L’urbanizzazione totale appare inarrestabile. Sempre più persone si rivolgono alla città, attirate verso una gigantesca lampada al neon che avvolge il globo. Le immagini notturne catturate dai satelliti mostrano l’ininterrotta, intensa e luminosa tessitura urbana del mondo. Esistono però luoghi bui, luoghi che sfuggono alla luce, luoghi estranei alle dinamiche planetarie, grandi vuoti al centro di una fitta rete di rapporti. Deserti pronti ad essere nuovamente insediati.
Territori vasti e incommensurabili come quelli dell’America del Sud, spesso disabitati, si oppongono alle grandi capitali metropolitane. Luoghi che si configurano come l’ideale banco di prova per una riflessione progettuale impostata sullo spazio non-urbano. Non-urbano che trova la sua collocazione lungo la Cordigliera delle Ande, colonna vertebrale del continente, in grado sia di unire che separare i popoli di questa terra.
La campagna non sarà più vista solamente come area produttiva in funzione delle metropoli, ma spazio da reinsediare. Non più infrastrutture al servizio delle città, ma architetture in grado di rendere possibili nuove comunità, lontane, sole, autonome. Avamposti in un territorio non codificato, roccaforti per la sopravvivenza e rifugi in ambienti del conflitto tra uomo e natura.

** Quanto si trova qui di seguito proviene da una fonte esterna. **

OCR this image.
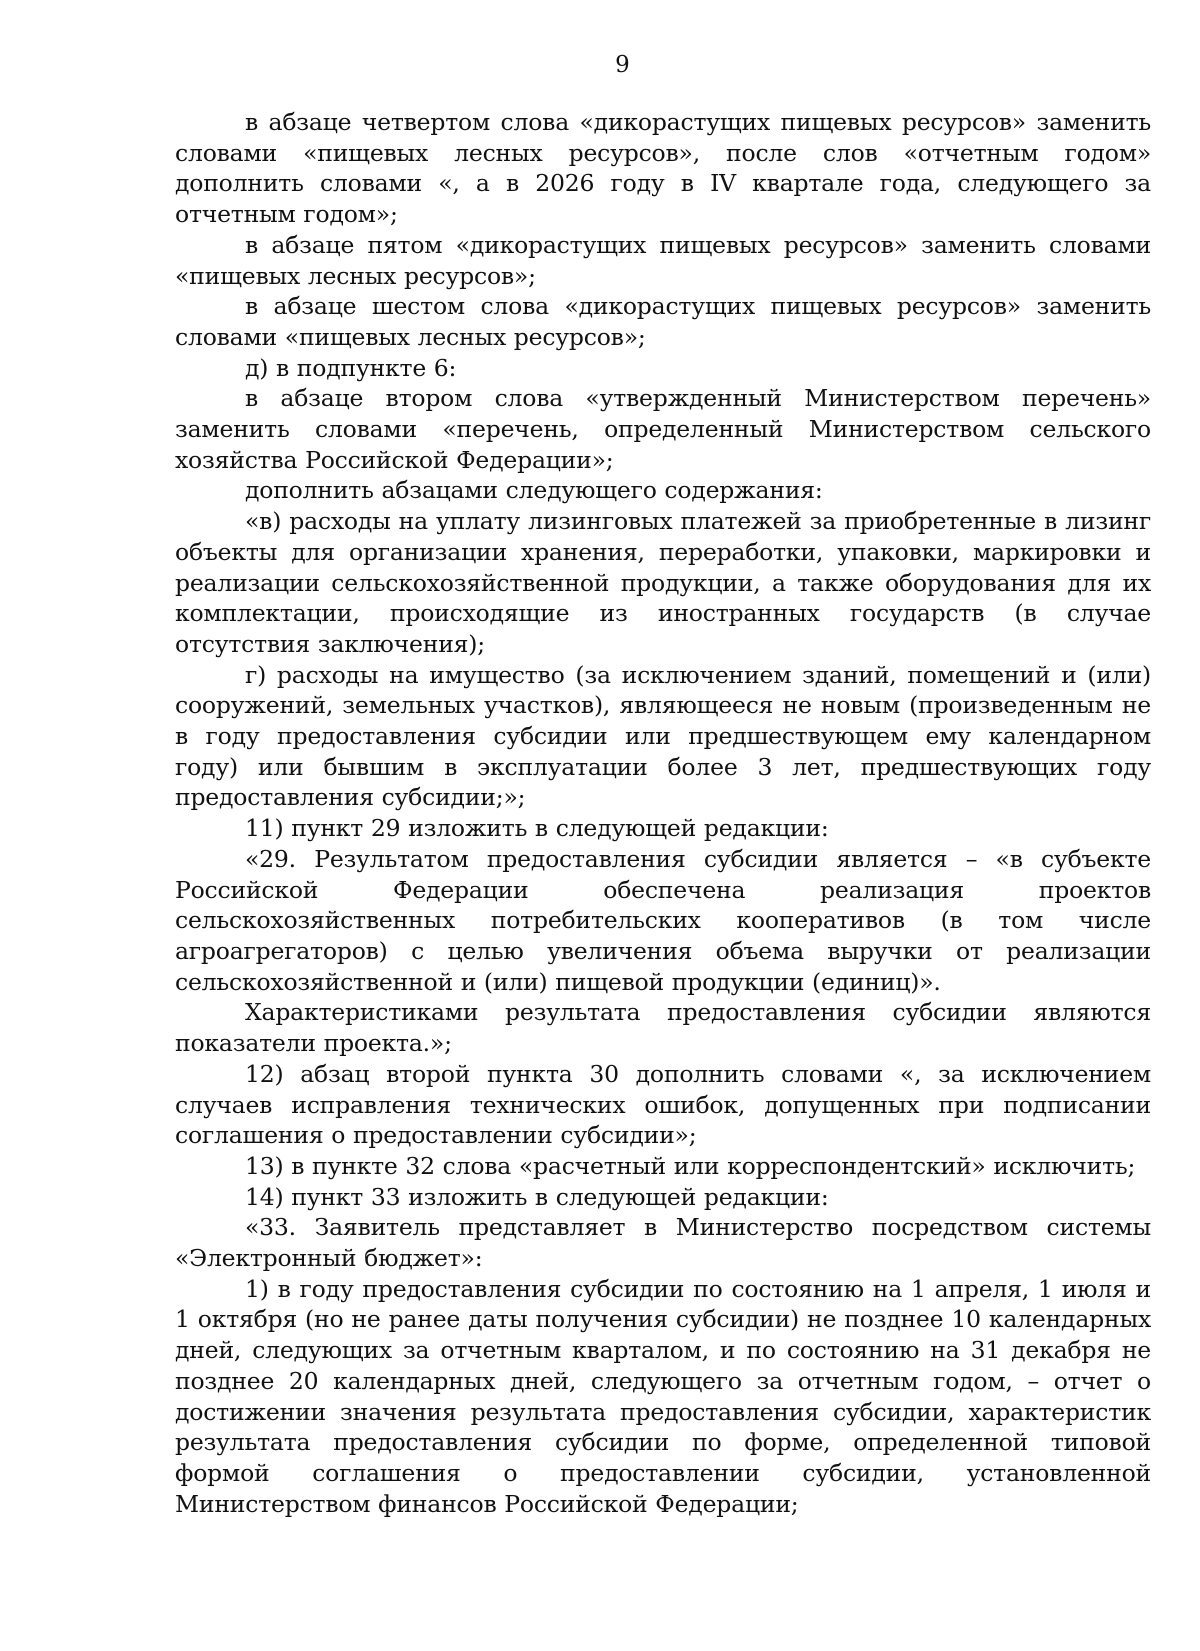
9

в абзаце четвертом слова «дикорастущих пищевых ресурсов» заменить словами «пищевых лесных ресурсов», после слов «отчетным годом» дополнить словами «, а в 2026 году в IV квартале года, следующего за отчетным годом»;

в абзаце пятом «дикорастущих пищевых ресурсов» заменить словами «пищевых лесных ресурсов»;

в абзаце шестом слова «дикорастущих пищевых ресурсов» заменить словами «пищевых лесных ресурсов»;

д) в подпункте 6:

в абзаце втором слова «утвержденный Министерством перечень» заменить словами «перечень, определенный Министерством сельского хозяйства Российской Федерации»;

дополнить абзацами следующего содержания:

«в) расходы на уплату лизинговых платежей за приобретенные в лизинг объекты для организации хранения, переработки, упаковки, маркировки и реализации сельскохозяйственной продукции, а также оборудования для их комплектации, происходящие из иностранных государств (в случае отсутствия заключения);

г) расходы на имущество (за исключением зданий, помещений и (или) сооружений, земельных участков), являющееся не новым (произведенным не в году предоставления субсидии или предшествующем ему календарном году) или бывшим в эксплуатации более 3 лет, предшествующих году предоставления субсидии;»;

11) пункт 29 изложить в следующей редакции:

«29. Результатом предоставления субсидии является – «в субъекте Российской Федерации обеспечена реализация проектов сельскохозяйственных потребительских кооперативов (в том числе агроагрегаторов) с целью увеличения объема выручки от реализации сельскохозяйственной и (или) пищевой продукции (единиц)».

Характеристиками результата предоставления субсидии являются показатели проекта.»;

12) абзац второй пункта 30 дополнить словами «, за исключением случаев исправления технических ошибок, допущенных при подписании соглашения о предоставлении субсидии»;

13) в пункте 32 слова «расчетный или корреспондентский» исключить;

14) пункт 33 изложить в следующей редакции:

«33. Заявитель представляет в Министерство посредством системы «Электронный бюджет»:

1) в году предоставления субсидии по состоянию на 1 апреля, 1 июля и 1 октября (но не ранее даты получения субсидии) не позднее 10 календарных дней, следующих за отчетным кварталом, и по состоянию на 31 декабря не позднее 20 календарных дней, следующего за отчетным годом, – отчет о достижении значения результата предоставления субсидии, характеристик результата предоставления субсидии по форме, определенной типовой формой соглашения о предоставлении субсидии, установленной Министерством финансов Российской Федерации;
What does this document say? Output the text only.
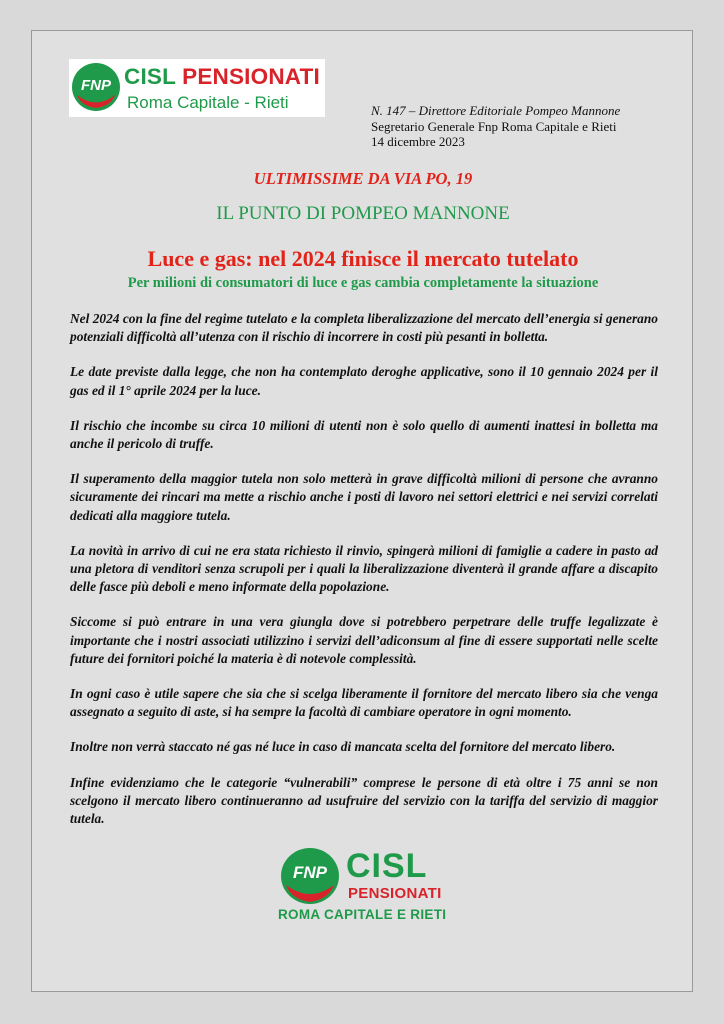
FNP CISL PENSIONATI
Roma Capitale - Rieti	N. 147 – Direttore Editoriale Pompeo Mannone
Segretario Generale Fnp Roma Capitale e Rieti
14 dicembre 2023
ULTIMISSIME DA VIA PO, 19
IL PUNTO DI POMPEO MANNONE
Luce e gas: nel 2024 finisce il mercato tutelato
Per milioni di consumatori di luce e gas cambia completamente la situazione

Nel 2024 con la fine del regime tutelato e la completa liberalizzazione del mercato dell’energia si generano potenziali difficoltà all’utenza con il rischio di incorrere in costi più pesanti in bolletta.

Le date previste dalla legge, che non ha contemplato deroghe applicative, sono il 10 gennaio 2024 per il gas ed il 1° aprile 2024 per la luce.

Il rischio che incombe su circa 10 milioni di utenti non è solo quello di aumenti inattesi in bolletta ma anche il pericolo di truffe.

Il superamento della maggior tutela non solo metterà in grave difficoltà milioni di persone che avranno sicuramente dei rincari ma mette a rischio anche i posti di lavoro nei settori elettrici e nei servizi correlati dedicati alla maggiore tutela.

La novità in arrivo di cui ne era stata richiesto il rinvio, spingerà milioni di famiglie a cadere in pasto ad una pletora di venditori senza scrupoli per i quali la liberalizzazione diventerà il grande affare a discapito delle fasce più deboli e meno informate della popolazione.

Siccome si può entrare in una vera giungla dove si potrebbero perpetrare delle truffe legalizzate è importante che i nostri associati utilizzino i servizi dell’adiconsum al fine di essere supportati nelle scelte future dei fornitori poiché la materia è di notevole complessità.

In ogni caso è utile sapere che sia che si scelga liberamente il fornitore del mercato libero sia che venga assegnato a seguito di aste, si ha sempre la facoltà di cambiare operatore in ogni momento.

Inoltre non verrà staccato né gas né luce in caso di mancata scelta del fornitore del mercato libero.

Infine evidenziamo che le categorie “vulnerabili” comprese le persone di età oltre i 75 anni se non scelgono il mercato libero continueranno ad usufruire del servizio con la tariffa del servizio di maggior tutela.

FNP CISL
PENSIONATI
ROMA CAPITALE E RIETI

Architetture che funzionano come macchine. Dispositivi che producono energia per coloro che li abitano e per coloro che da essi dipendono. Veri e propri organismi, capaci di modificarsi, svilupparsi ed adattarsi, in grado di durare in eterno o scomparire sepolte dallo scorrere del tempo al termine della loro utilità.
A Nord-Ovest dell’Argentina, nelle provincie settentrionali di Cuyo si attraversano le zone le più calde, secche e desolate del continente. Paesaggi antichi sono quelli che oggi costituiscono i parchi di Ischigualasto, Las Quijadas e Talampaya. L’ormai secco fiume Talampaya, ridotto ad un rigagnolo scorre in un paesaggio immenso che è il risultato dell’erosione di acqua e vento nelle varie ere geologiche. Un tempo questa regione era una piana alluvionale e l’acqua era abbondante. I numerosi fiumi hanno scavato e modellato i rilievi di questa regione, lasciando grandi canyon e colossali sculture di pietra.
Oggi però l’acqua ha lasciato queste terre ed è divenuto un bene prezioso. L’acqua, con il suo duplice volto di risorsa e minaccia, probabilmente costituisce la prima infrastruttura nella storia dell’umanità. Le civiltà del passato hanno costruito la propria ricchezza sfruttando i suoi diversi e possibili usi, ma l’uomo ha bisogno dell’acqua, prima di tutto, per la propria sopravvivenza. Anche solo la soddisfazione del bisogno primario del bere ha generato infrastrutture grandiose. In un deserto il miraggio dell’oasi è allora reso architettura. Ombra e acqua sono i prodotti di una grande copertura che costituisce l’infrastruttura per l’autonomia in un territorio inospitale. Una zona di compressione che fa percepire la presenza di un riparo, memoria del primario intento della capanna.